Magnetic loading of magnetars' flares
Maxim Lyutikov (Purdue University)

TL;DR
This paper shows that magnetic flux conservation governs magnetar flare dynamics, emphasizing magnetic energy redistribution over shock formation, which challenges traditional hydrodynamic models of such explosive events.
Contribution
It introduces a magnetic flux conservation framework for understanding magnetar flares, highlighting the dominance of magnetic energy stretching over shock-driven processes.
Findings
Magnetic flux conservation dominates flare dynamics.
Most energy is used to stretch magnetic fields, not do $pdV$ work.

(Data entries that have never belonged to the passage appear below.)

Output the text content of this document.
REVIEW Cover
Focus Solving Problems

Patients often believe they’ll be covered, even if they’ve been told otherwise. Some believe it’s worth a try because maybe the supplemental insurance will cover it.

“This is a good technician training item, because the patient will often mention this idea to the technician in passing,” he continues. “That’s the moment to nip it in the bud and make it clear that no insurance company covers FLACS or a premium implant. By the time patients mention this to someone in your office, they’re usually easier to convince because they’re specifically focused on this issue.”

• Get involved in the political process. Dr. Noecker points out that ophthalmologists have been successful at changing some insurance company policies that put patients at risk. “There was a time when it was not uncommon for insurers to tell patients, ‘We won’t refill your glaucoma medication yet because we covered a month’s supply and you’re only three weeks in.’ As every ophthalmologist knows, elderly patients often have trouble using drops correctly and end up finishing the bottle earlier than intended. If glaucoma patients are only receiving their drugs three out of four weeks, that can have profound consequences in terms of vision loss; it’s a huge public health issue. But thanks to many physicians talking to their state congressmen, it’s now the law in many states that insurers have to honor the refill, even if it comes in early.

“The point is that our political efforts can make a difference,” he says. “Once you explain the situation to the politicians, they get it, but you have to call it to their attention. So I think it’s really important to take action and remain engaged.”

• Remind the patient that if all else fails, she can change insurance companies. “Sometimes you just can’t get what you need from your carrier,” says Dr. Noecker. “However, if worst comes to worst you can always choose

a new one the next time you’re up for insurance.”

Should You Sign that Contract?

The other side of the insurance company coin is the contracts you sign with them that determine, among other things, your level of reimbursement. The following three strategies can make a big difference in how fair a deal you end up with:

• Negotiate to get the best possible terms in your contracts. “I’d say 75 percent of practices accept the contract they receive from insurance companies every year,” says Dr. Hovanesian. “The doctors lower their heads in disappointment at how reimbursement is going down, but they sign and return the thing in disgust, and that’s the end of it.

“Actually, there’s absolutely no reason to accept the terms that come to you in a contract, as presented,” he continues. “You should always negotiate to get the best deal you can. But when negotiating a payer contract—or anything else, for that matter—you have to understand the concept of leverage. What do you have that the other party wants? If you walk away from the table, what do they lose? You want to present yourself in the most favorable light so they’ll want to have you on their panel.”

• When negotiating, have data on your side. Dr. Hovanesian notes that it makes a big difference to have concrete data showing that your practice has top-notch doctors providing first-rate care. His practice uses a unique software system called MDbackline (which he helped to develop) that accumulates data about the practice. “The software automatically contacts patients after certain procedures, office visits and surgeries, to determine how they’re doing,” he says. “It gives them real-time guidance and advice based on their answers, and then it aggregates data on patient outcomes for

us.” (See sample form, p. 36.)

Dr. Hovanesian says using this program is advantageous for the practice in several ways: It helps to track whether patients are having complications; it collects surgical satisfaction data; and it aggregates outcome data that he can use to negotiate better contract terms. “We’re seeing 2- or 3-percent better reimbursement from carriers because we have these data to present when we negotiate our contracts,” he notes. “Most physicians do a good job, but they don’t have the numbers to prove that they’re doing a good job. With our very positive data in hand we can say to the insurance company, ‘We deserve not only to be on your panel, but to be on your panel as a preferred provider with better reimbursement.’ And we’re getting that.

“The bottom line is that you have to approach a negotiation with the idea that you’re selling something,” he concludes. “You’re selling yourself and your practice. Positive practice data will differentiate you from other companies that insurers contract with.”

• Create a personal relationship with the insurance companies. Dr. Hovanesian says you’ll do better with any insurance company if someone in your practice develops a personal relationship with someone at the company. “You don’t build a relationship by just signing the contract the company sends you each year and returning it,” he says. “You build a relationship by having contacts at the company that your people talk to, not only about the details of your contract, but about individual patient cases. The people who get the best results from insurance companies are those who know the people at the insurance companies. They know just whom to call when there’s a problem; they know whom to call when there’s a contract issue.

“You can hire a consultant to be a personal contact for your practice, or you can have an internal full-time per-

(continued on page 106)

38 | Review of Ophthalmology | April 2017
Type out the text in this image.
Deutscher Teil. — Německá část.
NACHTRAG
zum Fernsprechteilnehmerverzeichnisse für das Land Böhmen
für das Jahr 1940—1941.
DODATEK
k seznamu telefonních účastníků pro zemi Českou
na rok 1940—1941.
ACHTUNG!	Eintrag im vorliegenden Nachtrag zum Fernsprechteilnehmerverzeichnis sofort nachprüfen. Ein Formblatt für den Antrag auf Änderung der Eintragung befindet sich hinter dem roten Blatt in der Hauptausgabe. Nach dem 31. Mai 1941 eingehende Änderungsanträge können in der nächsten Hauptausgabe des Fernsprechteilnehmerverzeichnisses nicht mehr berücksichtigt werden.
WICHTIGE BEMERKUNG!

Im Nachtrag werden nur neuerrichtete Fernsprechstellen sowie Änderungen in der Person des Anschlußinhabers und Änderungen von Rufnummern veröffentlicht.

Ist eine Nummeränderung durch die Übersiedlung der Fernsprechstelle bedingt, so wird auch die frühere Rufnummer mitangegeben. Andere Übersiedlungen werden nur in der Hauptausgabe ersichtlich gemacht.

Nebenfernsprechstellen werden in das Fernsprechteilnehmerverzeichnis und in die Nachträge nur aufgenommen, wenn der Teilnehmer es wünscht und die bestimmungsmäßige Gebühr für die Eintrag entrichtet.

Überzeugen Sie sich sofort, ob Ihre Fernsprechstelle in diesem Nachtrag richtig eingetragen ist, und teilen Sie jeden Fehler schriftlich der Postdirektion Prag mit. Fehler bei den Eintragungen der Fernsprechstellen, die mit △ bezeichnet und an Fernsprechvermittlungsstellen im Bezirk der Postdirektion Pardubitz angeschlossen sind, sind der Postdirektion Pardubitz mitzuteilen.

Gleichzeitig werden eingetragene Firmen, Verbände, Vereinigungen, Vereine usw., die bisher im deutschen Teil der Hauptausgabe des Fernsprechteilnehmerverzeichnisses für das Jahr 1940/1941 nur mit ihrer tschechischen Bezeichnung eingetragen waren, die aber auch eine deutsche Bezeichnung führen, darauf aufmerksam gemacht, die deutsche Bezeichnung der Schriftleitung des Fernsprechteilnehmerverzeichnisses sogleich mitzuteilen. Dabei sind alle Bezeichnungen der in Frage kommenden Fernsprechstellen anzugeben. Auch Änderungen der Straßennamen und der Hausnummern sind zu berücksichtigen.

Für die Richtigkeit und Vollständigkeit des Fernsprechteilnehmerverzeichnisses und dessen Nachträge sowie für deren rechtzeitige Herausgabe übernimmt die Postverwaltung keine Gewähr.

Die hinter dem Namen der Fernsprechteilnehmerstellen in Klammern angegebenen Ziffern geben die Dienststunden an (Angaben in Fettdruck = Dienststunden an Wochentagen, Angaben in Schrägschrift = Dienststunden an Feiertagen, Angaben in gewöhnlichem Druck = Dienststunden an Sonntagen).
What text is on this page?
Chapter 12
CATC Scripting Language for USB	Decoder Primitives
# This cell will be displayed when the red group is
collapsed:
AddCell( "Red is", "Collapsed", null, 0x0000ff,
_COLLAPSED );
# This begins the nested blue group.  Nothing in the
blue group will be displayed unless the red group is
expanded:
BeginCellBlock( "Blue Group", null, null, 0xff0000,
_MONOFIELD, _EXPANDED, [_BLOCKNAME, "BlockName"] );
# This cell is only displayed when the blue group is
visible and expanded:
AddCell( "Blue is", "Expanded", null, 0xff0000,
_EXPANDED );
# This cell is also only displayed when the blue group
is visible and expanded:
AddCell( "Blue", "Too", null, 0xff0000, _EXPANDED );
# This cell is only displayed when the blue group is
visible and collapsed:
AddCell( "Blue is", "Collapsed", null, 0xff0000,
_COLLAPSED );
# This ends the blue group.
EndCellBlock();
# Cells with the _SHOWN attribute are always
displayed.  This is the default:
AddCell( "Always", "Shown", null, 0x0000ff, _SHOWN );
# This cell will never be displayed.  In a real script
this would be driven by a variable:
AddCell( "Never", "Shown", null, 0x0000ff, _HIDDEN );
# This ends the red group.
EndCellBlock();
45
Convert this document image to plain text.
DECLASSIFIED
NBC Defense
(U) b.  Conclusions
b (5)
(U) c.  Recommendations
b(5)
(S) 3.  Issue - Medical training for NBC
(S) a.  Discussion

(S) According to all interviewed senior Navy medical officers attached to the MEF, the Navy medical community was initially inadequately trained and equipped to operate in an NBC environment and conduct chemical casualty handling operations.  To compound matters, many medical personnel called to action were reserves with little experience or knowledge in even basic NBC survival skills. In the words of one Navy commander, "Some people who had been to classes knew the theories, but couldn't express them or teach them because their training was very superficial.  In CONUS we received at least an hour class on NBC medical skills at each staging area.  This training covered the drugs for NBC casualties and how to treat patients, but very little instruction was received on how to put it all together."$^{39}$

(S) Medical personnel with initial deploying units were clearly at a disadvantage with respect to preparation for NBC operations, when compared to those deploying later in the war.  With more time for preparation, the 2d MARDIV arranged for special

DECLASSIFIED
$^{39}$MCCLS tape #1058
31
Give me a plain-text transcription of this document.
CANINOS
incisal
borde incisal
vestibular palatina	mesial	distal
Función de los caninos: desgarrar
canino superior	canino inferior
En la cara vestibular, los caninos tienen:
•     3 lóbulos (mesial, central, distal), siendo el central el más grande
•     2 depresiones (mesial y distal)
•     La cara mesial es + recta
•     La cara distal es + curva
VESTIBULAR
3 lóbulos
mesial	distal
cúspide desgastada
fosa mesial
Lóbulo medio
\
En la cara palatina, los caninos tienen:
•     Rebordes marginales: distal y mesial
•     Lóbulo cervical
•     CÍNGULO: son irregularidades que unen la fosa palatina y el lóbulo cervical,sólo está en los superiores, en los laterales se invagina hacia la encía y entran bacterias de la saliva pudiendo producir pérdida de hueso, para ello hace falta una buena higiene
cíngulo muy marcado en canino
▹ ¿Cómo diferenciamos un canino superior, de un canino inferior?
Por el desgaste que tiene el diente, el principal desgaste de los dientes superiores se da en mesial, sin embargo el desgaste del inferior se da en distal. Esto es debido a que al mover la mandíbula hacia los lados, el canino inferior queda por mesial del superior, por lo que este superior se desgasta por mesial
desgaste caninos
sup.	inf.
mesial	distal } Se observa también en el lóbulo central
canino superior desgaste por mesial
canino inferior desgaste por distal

Flares are balanced with pre-existing winds and do not produce strong shocks.
Abstract
Magnetars, the likely sources of Fast Radio Bursts (FRBs), produce both steady highly relativistic magnetized winds, and occasional ejection events. We demonstrate that the requirement of conservation of the magnetic flux dominates the overall dynamics of magnetic explosions. This is missed in conventional hydrodynamic models of the ejections as expanding shell with parametrically added magnetic field, as well as one-dimensional models of magnetic disturbances. Most of the initial free energy of an explosion is actually spent on stretching its own internal magnetic field, while doing minimal work against the surrounding. Magnetic explosions from magnetars come into force balance with the pre-flares wind close to the light cylinder. They are then advected quietly with the wind, or propagate as electromagnetic disturbances. No powerful shock waves are generated in the wind.